Cette orientation était fortement présente dans la guerre d'Algérie. L'Egypte et le courant des Frères Musulmans y avaient joué un rôle majeur, appelant sur ses radios à « débarrasser la terre d'islam de toute présence impure ». Cet aspect n'était nullement mis en avant dans les présentations proposées en Europe : les tiers-mondistes européens traduisaient « lutte de libération nationale » et les partisans du maintien de la France traduisaient « mouvement révolutionnaire communiste ».
Cet aspect idéologico-religieux, pourtant observé par les services français de renseignements, ne fut jamais perçu comme majeur. Il marque pourtant le début de la renaissance islamique, prenant le pas sur l'idéologie marxiste dans le tiers-monde, tout en utilisant tous les acquis et méthodes. Il s'agit presque d'une absorption du marxisme par l'islam.
Là où certains s'obstinèrent à ne voir que religion, c'est-à-dire spiritualité, il était manifeste qu'une nouvelle idéologie révolutionnaire était en gestation. Le travail antérieur de légitimation de toute lutte provenant du tiers monde, censée remplacer la lutte de classes par la lutte Nord-Sud (pour simplifier) allait jouer un rôle essentiel de légitimation de ces courants. De même le travail de délégitimation entrepris pendant des décennies à l'encontre de la civilisation européenne allait également servir à ce nouveau courant.

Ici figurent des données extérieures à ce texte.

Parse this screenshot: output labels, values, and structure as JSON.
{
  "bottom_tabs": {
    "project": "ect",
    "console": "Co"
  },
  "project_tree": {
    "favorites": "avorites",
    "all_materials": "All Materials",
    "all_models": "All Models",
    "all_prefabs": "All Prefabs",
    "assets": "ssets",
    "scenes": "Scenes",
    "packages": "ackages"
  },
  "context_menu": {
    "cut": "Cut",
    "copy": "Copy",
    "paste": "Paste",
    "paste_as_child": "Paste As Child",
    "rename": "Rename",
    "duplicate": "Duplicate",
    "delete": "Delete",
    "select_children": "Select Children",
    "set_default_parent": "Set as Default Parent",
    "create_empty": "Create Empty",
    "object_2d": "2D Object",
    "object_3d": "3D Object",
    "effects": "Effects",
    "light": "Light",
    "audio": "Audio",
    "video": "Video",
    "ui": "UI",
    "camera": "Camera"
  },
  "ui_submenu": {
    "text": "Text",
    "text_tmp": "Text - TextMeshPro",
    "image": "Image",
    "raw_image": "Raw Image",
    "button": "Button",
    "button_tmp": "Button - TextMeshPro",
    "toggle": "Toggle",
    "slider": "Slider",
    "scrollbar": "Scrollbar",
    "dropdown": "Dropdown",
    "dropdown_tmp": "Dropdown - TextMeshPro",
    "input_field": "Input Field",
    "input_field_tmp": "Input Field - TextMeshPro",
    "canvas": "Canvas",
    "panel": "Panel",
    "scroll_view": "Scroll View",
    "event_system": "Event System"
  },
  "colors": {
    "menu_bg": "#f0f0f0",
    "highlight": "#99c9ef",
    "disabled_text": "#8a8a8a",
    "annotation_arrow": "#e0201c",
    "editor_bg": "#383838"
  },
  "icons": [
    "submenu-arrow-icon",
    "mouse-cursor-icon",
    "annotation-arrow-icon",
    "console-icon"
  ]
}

L'acte majeur, le premier succès de cette nouvelle idéologie révolutionnaire fut la révolution iranienne. Elle fut d'ailleurs saluée comme une libération par la presse française pour le fait essentiel qu'elle représentait une opposition aux Etats-Unis (factice d'ailleurs puisque les Etas-Unis avaient abandonné le Shah). Ce genre de mécanisme réflexe avait déjà été observé au Cambodge, se souciant peu des suites, des idéologies et systèmes qui orientaient les courants, mais les légitimant par le simple fait qu'un mouvement du tiers-monde s'opposait à un pays riche. A défaut d'avoir pu abattre le capitalisme par ses propres guerres révolutionnaires et d'instaurer un système d'obédience marxiste, on se contentait de soutenir tout ce qui s'opposerait aux pays censés représenter le capitalisme.Peu importait que le système mis en place soit capitaliste, théocratique, ou capitaliste d'état, discriminatoire, concentrationnaire, dictatorial : il devenait légitime par son appartenance au tiers-monde et par l'ennemi qu'il était censé affronter (malgré de nombreuses alliances et utilisations réciproques).
Ces bases idéologiques n'avaient jamais été solidement prises en compte dans leur influence sur les courants d'opinion. Or cette dialectique était devenue presque automatisée et dominante dans les populations des pays développés. Le marxisme d'où provenait l'essentiel de ces mécanismes n'avait jamais été démantelé idéologiquement.Les conflits antérieurs, Viêt-Nam notamment, avaient pourtant démontré l'importance de l'opinion dans le rapport des forces, tout autant que celle des forces militaires, et même capable d'une influence croissante sur ces dernières.
La masse d'informations, de désinformations, de révélations, d'images ne pouvait suffire à jouer un rôle décisif tant que les mécanismes fondamentaux de pensée restaient inchangés.Mieux, ces mêmes mécanismes de pensée qui avaient servi les guerres révolutionnaires communistes allaient resservir dans les guerres révolutionnaires islamiques.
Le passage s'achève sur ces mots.